Another potential reason for apparent nonadherence may have been the lack of direct faculty oversight. Students mastered hand hygiene techniques in the fall semester as part of a required course. Yet, this study took place in the spring semester and outside of any course. Students have only 10 minutes between classes and we had only one station for about 70 students. Those farthest from the station demonstrated significantly lower rates of use, suggesting that the wait to use the machine at entry and exit inside of 10 minutes may have been a barrier to adherence.
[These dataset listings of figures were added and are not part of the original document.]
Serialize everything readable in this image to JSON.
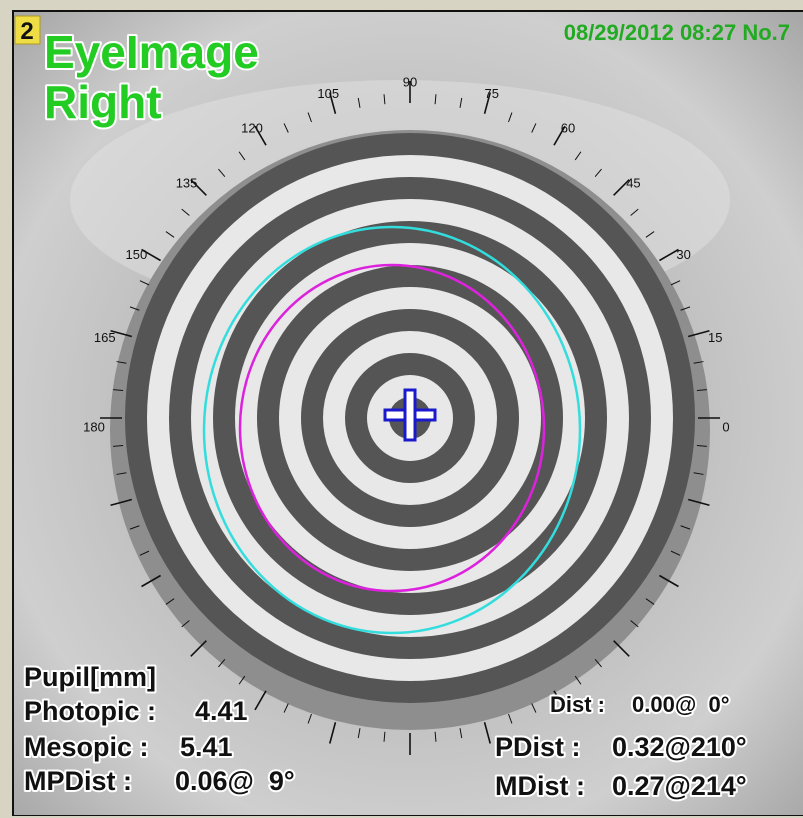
{
  "panel_number": "2",
  "title": "EyeImage",
  "eye": "Right",
  "timestamp": "08/29/2012 08:27 No.7",
  "angle_labels": [
    0,
    15,
    30,
    45,
    60,
    75,
    90,
    105,
    120,
    135,
    150,
    165,
    180
  ],
  "pupil": {
    "heading": "Pupil[mm]",
    "rows": [
      {
        "label": "Photopic :",
        "value": "4.41"
      },
      {
        "label": "Mesopic :",
        "value": "5.41"
      },
      {
        "label": "MPDist :",
        "value": "0.06@  9°"
      }
    ]
  },
  "distances": [
    {
      "label": "Dist :",
      "value": "0.00@  0°"
    },
    {
      "label": "PDist :",
      "value": "0.32@210°"
    },
    {
      "label": "MDist :",
      "value": "0.27@214°"
    }
  ]
}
The RFID system came with only 23 ID tags for our 63 volunteers, and so the dates of participation varied by student. It is possible that adherence may have varied systematically by study dates. Students were instructed on the importance of consistently wearing their RFID equipped name tags throughout the duration of the trial. Also first year students may have felt uncomfortable wearing the badges around other classes not participating in the study. This may have caused compliance to be lower then expected as the user could not be identified. Finally, measured adherence was dependent on the RFID tag being closest to the dispenser at the time of use. If a student forgot his or her tag and used the station, then the station would record the closest student with an RFID tag as having used the station.
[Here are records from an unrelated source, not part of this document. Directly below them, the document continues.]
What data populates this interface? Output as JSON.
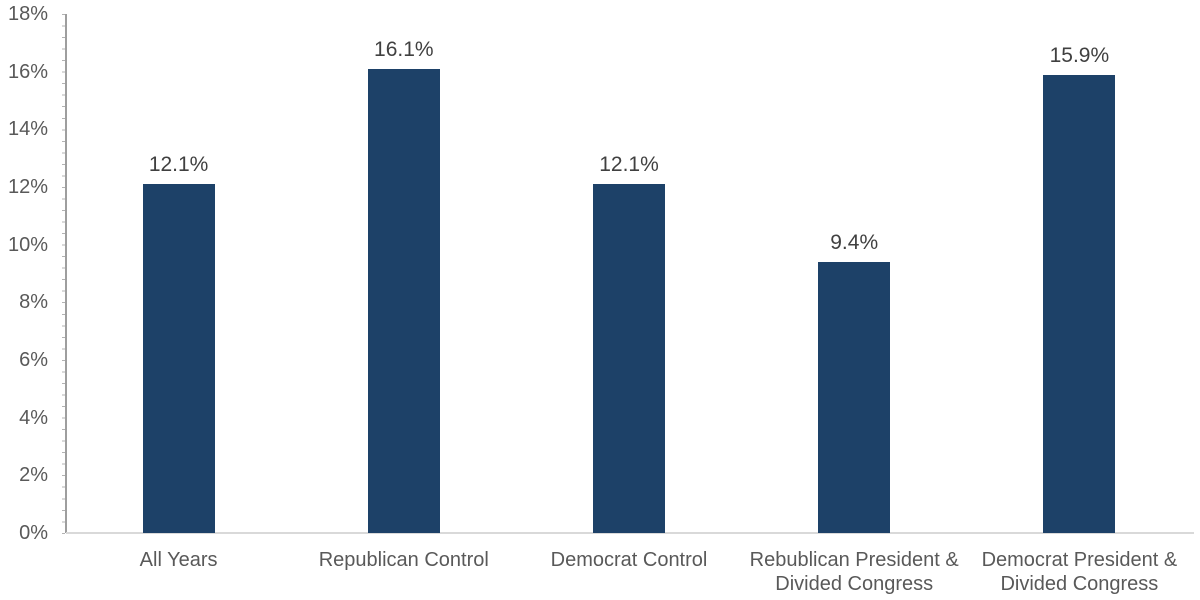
{
  "chart_data": {
    "type": "bar",
    "title": "",
    "xlabel": "",
    "ylabel": "",
    "categories": [
      "All Years",
      "Republican Control",
      "Democrat Control",
      "Rebublican President & Divided Congress",
      "Democrat President & Divided Congress"
    ],
    "values": [
      12.1,
      16.1,
      12.1,
      9.4,
      15.9
    ],
    "value_labels": [
      "12.1%",
      "16.1%",
      "12.1%",
      "9.4%",
      "15.9%"
    ],
    "ylim": [
      0,
      18
    ],
    "y_tick_step": 2,
    "y_tick_labels": [
      "0%",
      "2%",
      "4%",
      "6%",
      "8%",
      "10%",
      "12%",
      "14%",
      "16%",
      "18%"
    ],
    "grid": false,
    "legend": false,
    "colors": {
      "bar_fill": "#1d4168",
      "y_axis_line": "#9e9e9e",
      "minor_tick": "#b3b3b3",
      "x_baseline": "#d9d9d9",
      "axis_tick_label": "#595959",
      "data_label": "#404040",
      "background": "#ffffff"
    }
  }
}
In future studies, the RFID tag could either be placed on an object more consistently carried, such as cell phones or bags, or all students could be asked to wear nametags as a school-wide policy. Requiring students to wear ID badges early on in the curriculum would prepare them for the practice experiences and employment since the majority of locations require a ID badge of some sort to be worn at all times. Also, students may have had reservations about being passively tracked using the RFID system. Yet, in this classroom, permanent signage notes that audio and video recording may happen as part of the lecture capturing system. The impact of this reservation may have been minimized because of this constant recording in the classroom.
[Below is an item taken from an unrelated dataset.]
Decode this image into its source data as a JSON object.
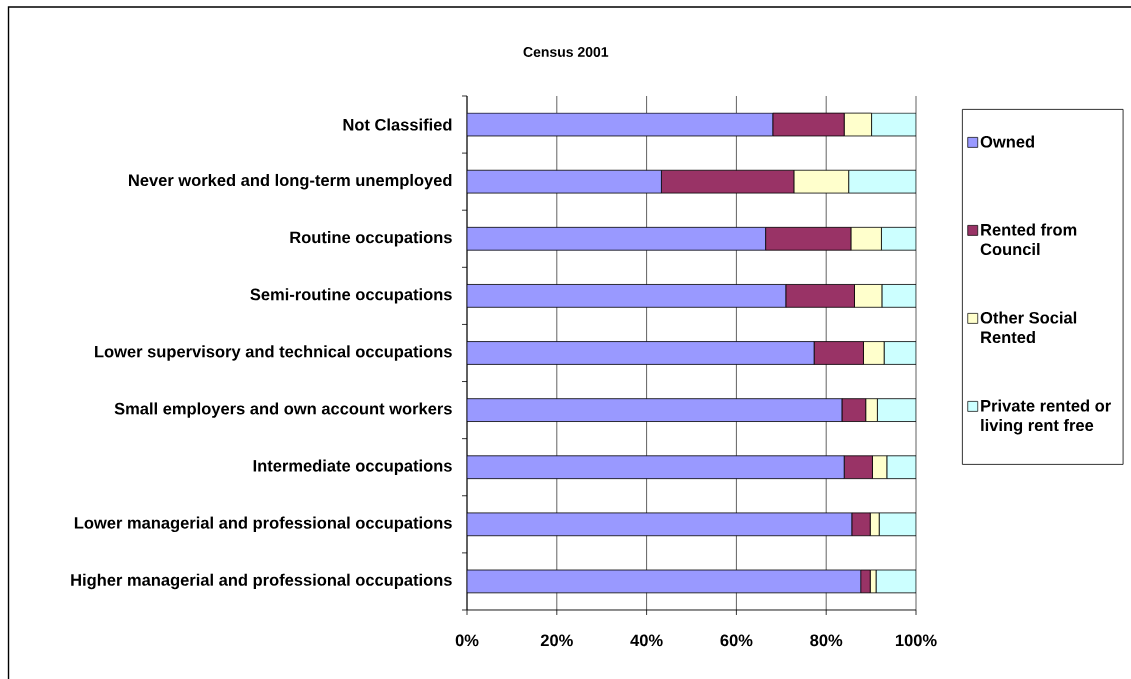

The addition of a camera and vapor sensor may be useful for observing WHO hand hygiene technique, which includes covering eight surfaces in a specific order in about 23 seconds. The addition of a camera may also help to determine the user of the system in situations where no signal was detected. Vapor sensors are able to detect the vapor that is released when the gel is rubbed in one’s hands. By determining the concentration of the vapor, the duration and intensity of the hand rubbing can be estimated.⁵

Implementation should be tested beyond the classroom in a variety of pharmacy settings. Pharmacists and technicians in community pharmacies often use hand-sanitizing gel after interacting with customers. To many, this is already incorporated in their workday. Community pharmacists are also accustomed to passive monitoring by video cameras and computer systems with password access that track pharmacy inventories and pharmacist actions. Therefore, implementation in pharmacy settings may be more readily accepted by pharmacists than by first year pharmacy students. Future research may improve upon our design by having all of the students complete the study in the same time period and by increasing the number of stations (and decreasing the distance to from seat to station).

SUMMARY

Overall, the RFID-enabled hand hygiene station and monitoring system was feasible in the classroom setting and students reported positive effects on their motivation to perform hand hygiene. However, because of the increased burden on students, participation was lower then expected.